The term "irreducible complexity" was coined by biochemist Michael Behe in his 1996 book Darwin's Black Box. The irreducible complexity argument holds that evolutionary mechanisms cannot account for the emergence of some complex biochemical cellular systems. ID advocates argue that the systems must therefore have been deliberately engineered by some form of intelligence.
"Irreducible Complexity" is defined by Behe as "a single system which is composed of several well-matched interacting parts that contribute to the basic function, wherein the removal of any one of the parts causes the system to effectively cease functioning" (Behe, Molecular Machines: Experimental Support for the Design Inference). According to the theory of evolution, genetic variations occur without specific design or intent, and the environment selects variants that have the highest fitness, which are then passed on to the next generation of organisms; change occurs by the gradual operation of natural forces over time, perhaps slowly, perhaps more quickly (See punctuated equilibrium) and is able to create complex structures from simpler beginnings, or convert complex structures from one function to another (see spandrel).

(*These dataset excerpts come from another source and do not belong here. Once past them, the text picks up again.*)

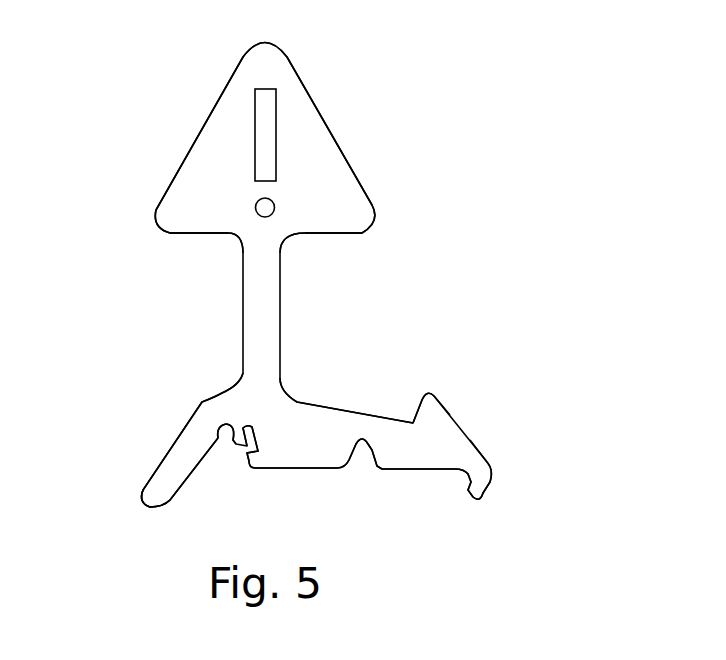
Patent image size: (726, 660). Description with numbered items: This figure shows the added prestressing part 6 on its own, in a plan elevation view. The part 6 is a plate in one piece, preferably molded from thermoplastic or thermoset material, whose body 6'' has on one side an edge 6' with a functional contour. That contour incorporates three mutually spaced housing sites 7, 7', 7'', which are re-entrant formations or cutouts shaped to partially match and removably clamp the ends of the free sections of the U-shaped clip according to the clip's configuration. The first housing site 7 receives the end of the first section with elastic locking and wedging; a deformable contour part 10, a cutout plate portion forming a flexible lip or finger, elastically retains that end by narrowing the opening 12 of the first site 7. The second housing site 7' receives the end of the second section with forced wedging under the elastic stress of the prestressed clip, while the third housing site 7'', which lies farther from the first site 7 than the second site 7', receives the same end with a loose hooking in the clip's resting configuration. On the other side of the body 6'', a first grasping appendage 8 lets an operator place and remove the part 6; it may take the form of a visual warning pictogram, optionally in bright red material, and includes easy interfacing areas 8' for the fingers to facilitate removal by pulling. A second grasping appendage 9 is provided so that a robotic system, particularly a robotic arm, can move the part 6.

The added prestressing part 6 is at (273, 275).
The edge with functional contour 6' is at (349, 495).
The body of the plate 6'' is at (346, 376).
The first housing site 7 is at (192, 424).
The second housing site 7' is at (363, 498).
The third housing site 7'' is at (515, 469).
The first grasping appendage 8 is at (279, 138).
The interfacing areas for fingers 8' is at (266, 284).
The second grasping appendage 9 is at (436, 393).
The deformable contour part 10 is at (224, 446).
The opening of the first housing site 12 is at (178, 513).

Most ID advocates accept that evolution through mutation and natural selection occurs, but assert that it cannot account for irreducible complexity, because none of the parts of an irreducible system would be functional or advantageous until the entire system is in place.
Behe uses the mousetrap as an illustrative example of this concept. A mousetrap consists of several interacting pieces—the base, the catch, the spring, the hammer—all of which must be in place for the mousetrap to work. The removal of any one piece destroys the function of the mousetrap. Likewise, biological systems require multiple parts working together in order to function. Natural selection could not create from scratch those systems for which it is impossible to find a viable evolutionary pathway of successive, slight modifications, because the selectable function is only present when all parts are assembled. Behe's original examples of irreducibly complex mechanisms included the bacterial flagellum of E. coli, the blood clotting cascade, cilia, and the adaptive immune system.